Duisburg Hanfprodukte Geschäft Lars Scheidemann
Weed literally provides the basis for Scheimann's lifeImage: DW/Martin/Duhm

On the fence

Lars Scheimann has made cannabis into his livelihood. In the western German city of Duisburg where Scheimann lives, he has a hemp shop where he sells animal feed and all sorts of other articles including spaghetti, chocolate and pesto, all made from hemp - without THC.

"People from all walks of life shop here," he says. He says he plants the hemp for the animal feed in Luxemburg, where he doesn't have to fear the authorities. Despite all the customers that come into his shop, Scheimann struggles to make enough to pay for his therapy He and other cannabis patients in Germany have taken their case to court; they want to be able to grow their own marijuana.
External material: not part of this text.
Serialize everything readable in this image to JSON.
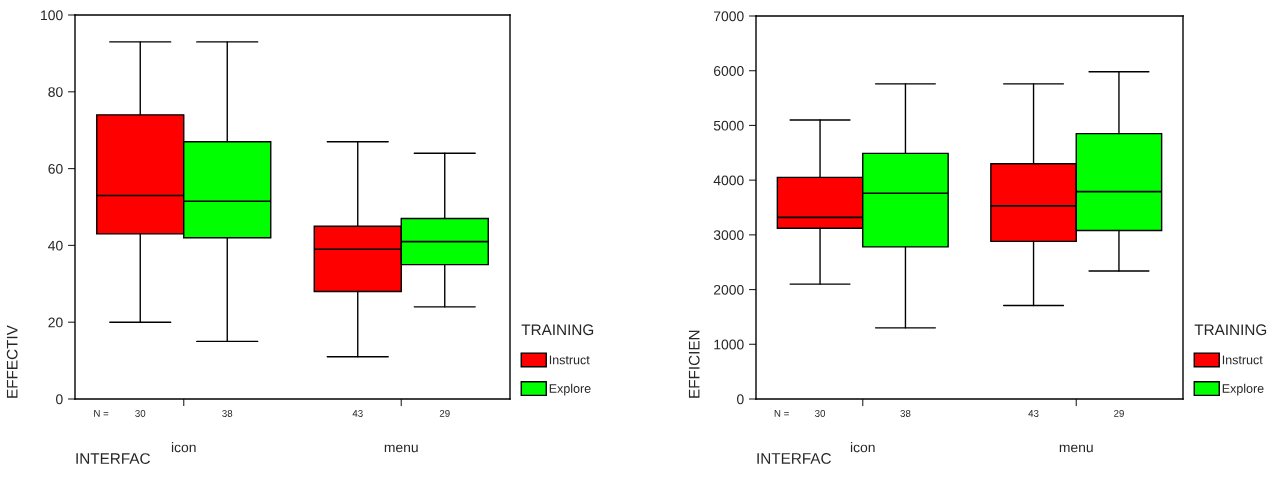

The federal government wants to prevent citizens from being able to grow plants themselves, but it has indicated that it wants to make it easier for cannabis patients to receive their medication. Federal drug represenative Marlene Mortler announced last month that the government was considering a law that would allow such patients to have their medicine covered by health insurance. "Germany is in the mid-field at the moment," said Grothenhermen, when it comes to an international comparison of cannabis as medicine.

Nations like Israel and Canada are much more progressive. In a few of the United States, in the Netherlands and Uruguay, marijuana has been completely legalized. The cannabis business has made many dealers millionaires in these places, but that's not what Lars Scheimann is after. His plan is just to be able to afford his medicine for himself.

"I'm already so rich, because I have my health back, because I don't have to fear the nervous ticks, because I can live a normal life."